Villages de loisirs : l’affaire des 600 milliards secoue l’Algérie

Tourisme Algérie partenariat village de loisirs

Le scandale des villages de loisirs en Algérie, révélé lors du procès de l’ancien ministre Abdelkader Khemri, a mis au jour une véritable machine à détourner des fonds publics. Plus de 600 milliards de centimes ont été engloutis à travers des marchés de gré à gré, en toute opacité. Derrière ce montant vertigineux, se cache un réseau tentaculaire mêlant ministres, cadres de l’État et entreprises fictives, dans une Algérie déjà secouée par de nombreuses affaires de corruption. L’enquête judiciaire, qui vise à éclaircir les conditions d’attribution de ces marchés, s’est principalement concentrée sur les opérations de l’Agence nationale de loisirs pour la jeunesse (ANALJ), chargée à l’époque d’organiser les vacances dans plusieurs wilayas, notamment Alger, Oran, Constantine, Ouargla et El Oued.
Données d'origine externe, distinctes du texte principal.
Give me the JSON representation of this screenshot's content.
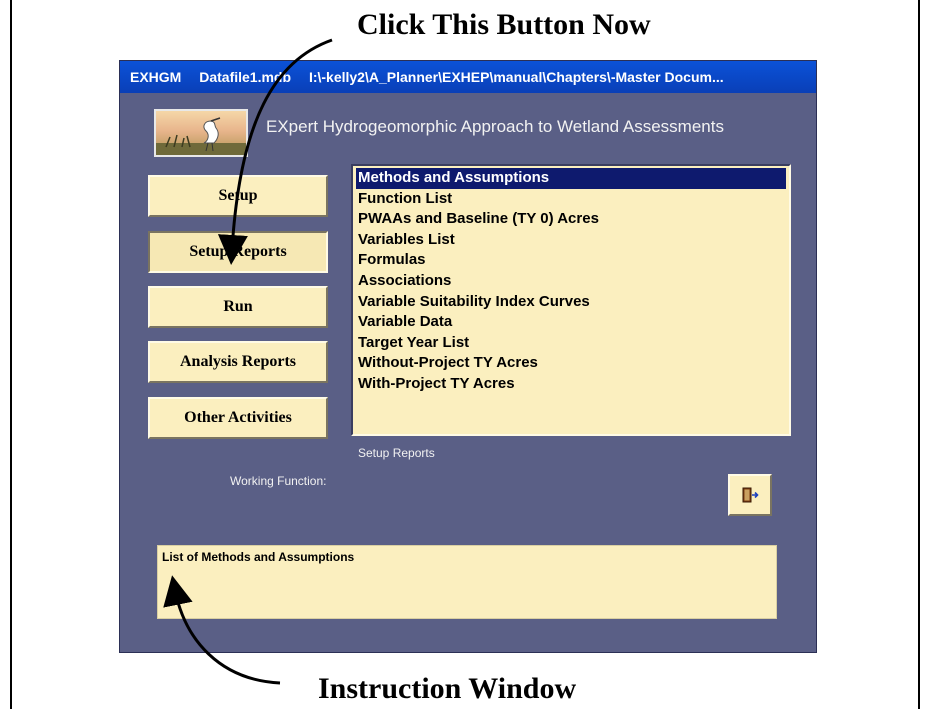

Le dossier est accablant. L’Algérie découvre que les villages de loisirs, présentés comme des havres d’évasion pour les jeunes, ont en réalité servi de prétexte à des dépenses incontrôlées. Ces villages de loisirs en Algérie, censés renforcer l’animation estivale, ont été confiés à des opérateurs sans aucune compétence. Des registres de commerce ont été créés sur mesure, souvent pour des entreprises montées en quelques jours, avant d’être dissoutes une fois les fonds publics encaissés. Le président du tribunal économique et financier n’a pas mâché ses mots face à ce qu’il qualifie d’“organisation de la prédation”.

Parmi les cas les plus frappants, celui de la société « M.A », dont le gérant B. Riadh a reconnu, selon Echourouk, avoir modifié son registre d’activités pour obtenir un marché lié à la location de piscines. En réalité, sa société œuvrait dans le domaine du cinéma. Cela ne l’a pas empêché d’obtenir plusieurs avenants et des versements sans aucun document contractuel. L’absence de contrats, d’ordres de service ou de bons de commande est une constante dans ce scandale. Plusieurs témoins ont même avoué avoir reçu de l’argent sans avoir jamais fourni la moindre prestation.

Les villages de loisirs en Algérie ont ainsi été transformés en un immense terrain d’enrichissement pour des sociétés comme « Forum Tours », dirigée par L. Noura. Cette dernière a décroché deux marchés totalisant plus de 50 milliards de centimes en moins d’une semaine. Elle a nié toute malversation, prétendant que son agence existe depuis 2009. Pourtant, le juge a relevé de multiples irrégularités, notamment l’absence de justificatifs pour les dépenses engagées.

Un autre exemple révélateur est celui d’un opérateur, S.K., qui a déclaré avoir été contacté en juin 2014 par le ministère de la Jeunesse, sans avoir répondu à aucun appel d’offres. En quelques jours, il avait soumis une offre, commencé les activités, et perçu des avances de 20 à 80 % du montant global. Les villages de loisirs en Algérie sont alors devenus le théâtre d’un favoritisme éhonté, dans lequel les appels d’offres ont été remplacés par de simples appels téléphoniques, et les entreprises bénéficiaires étaient souvent inconnues du secteur touristique ou de l’événementiel.

Des services surfacturés, comme la location de jeux aquatiques ou de repas, ont été attribués à des entités sans expérience, importateurs d’équipements de piètre qualité, souvent venus de Chine. G. Halim, un autre accusé, a reconnu n’avoir jamais travaillé dans le secteur. Il a obtenu un registre de commerce uniquement pour permettre à son frère, également poursuivi, de décrocher un contrat avec l’ANALJ. Une fois les paiements effectués, la société a été radiée.

Le juge a conclu que ces agissements représentaient une « hégémonie illégale sur les projets publics », rendue possible par la complicité de fonctionnaires et la violation systématique du décret présidentiel 10-236 régissant les marchés publics. L’affaire des villages de loisirs en Algérie dépasse ainsi la simple négligence administrative. Elle révèle un système bien huilé d’appropriation des fonds publics, dissimulé derrière une initiative apparemment louable.

Ce procès pourrait marquer un tournant dans la manière dont l’Algérie gère ses projets de jeunesse. Alors que les villages de loisirs devaient incarner un espoir pour la jeunesse algérienne, ils ont été détournés au profit d’une poignée d’acteurs sans scrupule. L’ampleur des détournements, l’absence de procédures, et la facilité avec laquelle l’argent public a été dilapidé rappellent à quel point la vigilance reste de mise dans la gestion des fonds publics en Algérie.